Yevgeniy Vorobeychik
Associate Professor, Computer Science & Engineering
PhD, University of Michigan
- Email: yvorobeychik@wustl.edu
Yevgeniy Vorobeychik's work focuses on game theoretic modeling of security and privacy, adversarial machine learning, algorithmic and behavioral game theory and incentive design, optimization, agent-based modeling, complex systems, network science and epidemic control.

Chenguang Wang
Assistant Professor, Computer Science & Engineering
PhD, Peking University
- Email: chenguangwang@wustl.edu
Chenguang has broad interests in natural language processing and machine learning. His work focuses on techniques and systems for making NLP trustworthy in real-world settings. His recent work focuses especially on the zero- or few-shot learning performance, security, interpretability, robustness, ethics, and blockchain applications of deep learning models. He has created several open-source deep learning systems, including AutoGluon and GluonNLP. His research has been deployed in real-world scenarios ranging from science to industry.

Yong Wang
Associate Professor, Obstetrics and Gynecology
- Email: wangyong@wustl.edu
My lab, integrated biomedical imaging lab (IBIL), focuses on developing novel imaging systems and clinically translating those imaging systems to solve clinical questions through extensive studies and trials. We develop and employ novel computation methods (e.g., conventional regularization methods and machine learning-based methods) to solve the inverse problem at the core of the imaging systems.

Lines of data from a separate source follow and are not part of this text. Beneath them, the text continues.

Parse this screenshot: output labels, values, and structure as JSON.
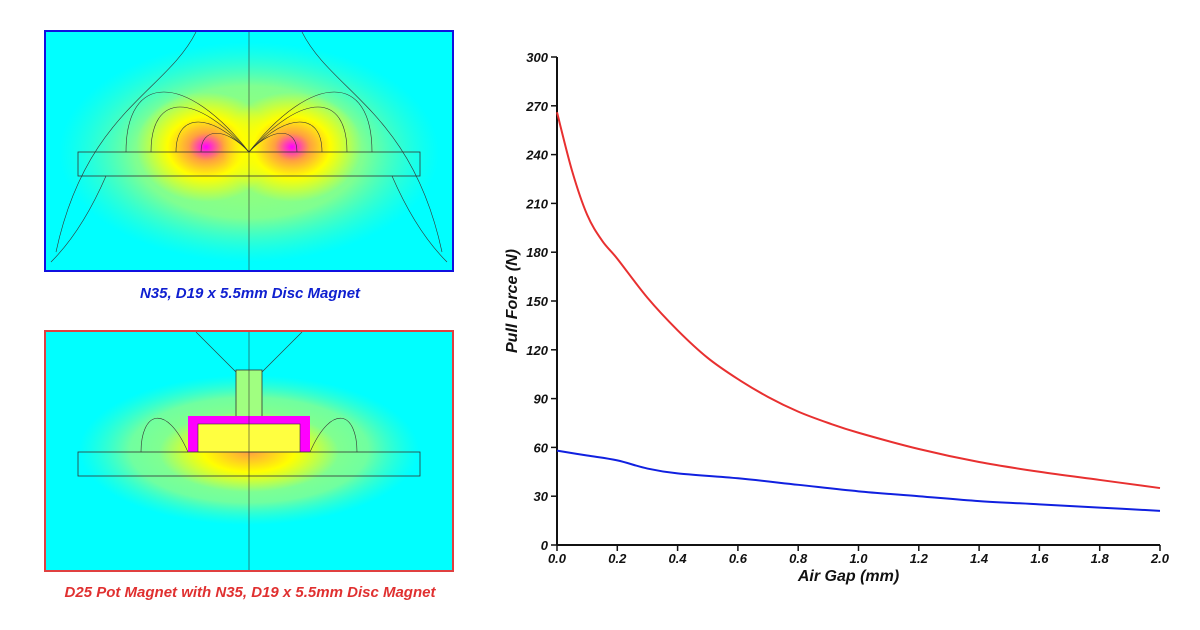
{
  "panels": {
    "top_caption": "N35, D19 x 5.5mm Disc Magnet",
    "bottom_caption": "D25 Pot Magnet with N35, D19 x 5.5mm Disc Magnet",
    "top_border_color": "#1010e0",
    "bottom_border_color": "#e04040",
    "background_color": "#00ffff"
  },
  "chart_data": {
    "type": "line",
    "title": "",
    "xlabel": "Air Gap (mm)",
    "ylabel": "Pull Force (N)",
    "xlim": [
      0.0,
      2.0
    ],
    "ylim": [
      0,
      300
    ],
    "xticks": [
      "0.0",
      "0.2",
      "0.4",
      "0.6",
      "0.8",
      "1.0",
      "1.2",
      "1.4",
      "1.6",
      "1.8",
      "2.0"
    ],
    "yticks": [
      "0",
      "30",
      "60",
      "90",
      "120",
      "150",
      "180",
      "210",
      "240",
      "270",
      "300"
    ],
    "grid": false,
    "legend": "none",
    "series": [
      {
        "color": "#e83030",
        "x": [
          0.0,
          0.05,
          0.1,
          0.15,
          0.2,
          0.3,
          0.4,
          0.5,
          0.6,
          0.7,
          0.8,
          0.9,
          1.0,
          1.2,
          1.4,
          1.6,
          1.8,
          2.0
        ],
        "y": [
          266,
          230,
          203,
          187,
          176,
          152,
          132,
          115,
          102,
          91,
          82,
          75,
          69,
          59,
          51,
          45,
          40,
          35
        ]
      },
      {
        "color": "#1020e0",
        "x": [
          0.0,
          0.1,
          0.2,
          0.3,
          0.4,
          0.6,
          0.8,
          1.0,
          1.2,
          1.4,
          1.6,
          1.8,
          2.0
        ],
        "y": [
          58,
          55,
          52,
          47,
          44,
          41,
          37,
          33,
          30,
          27,
          25,
          23,
          21
        ]
      }
    ]
  }
}
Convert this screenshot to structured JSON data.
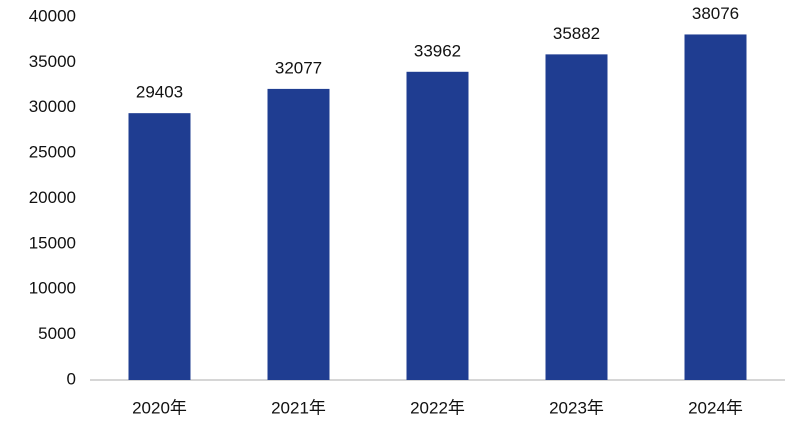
{
  "chart_data": {
    "type": "bar",
    "categories": [
      "2020年",
      "2021年",
      "2022年",
      "2023年",
      "2024年"
    ],
    "values": [
      29403,
      32077,
      33962,
      35882,
      38076
    ],
    "color": "#1f3d91",
    "ylim": [
      0,
      40000
    ],
    "yticks": [
      0,
      5000,
      10000,
      15000,
      20000,
      25000,
      30000,
      35000,
      40000
    ],
    "grid": false
  }
}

In addition, we generate and have access to large clinical databases (imaging data and clinical data). We invest significant effort and resources into modern data science methods to extract and represent the hidden information in our images and data. We believe connecting IBIL with DCDS will bring mutual benefits to both parties.

William Yeoh
Track Chair, Computational Methodologies
Associate Professor, Computer Science & Engineering
PhD, University of Southern California
- Email: wyeoh@wustl.edu
Professor Yeoh’s research focuses on artificial intelligence with an emphasis on developing optimization algorithms for agent-based systems. His primary expertise is in distributed constraint optimization, where his goal is to develop and deploy such algorithms in multi-agent systems including smart grid and smart home applications as well as cloud and edge computing applications.

Shen Zeng
Assistant Professor, Electrical & Systems Engineering
PhD, University of Stuttgart
- Email: s.zeng@wustl.edu
My research is focused on dataintegrated computational approaches for controlling complex dynamic systems. The approaches developed in my lab bridge rigorous systems theoretic frameworks with efficient computational tools from machine learning and computational mathematics.

Ning Zhang
Assistant Professor, of Computer Science & Engineering
PhD, Virginia Polytechnic Institute and State University
- Email: zhang.ning@wustl.edu
Professor Zhang joined the Department of Computer Science & Engineering at Washington University in Fall 2018. Prior to that, he was a principal cyber engineer/researcher and technical lead at Cyber Security Innovations of Raytheon. Throughout his eleven-year career at Raytheon, he has worked to protect various critical networked and cyber-physical infrastructures.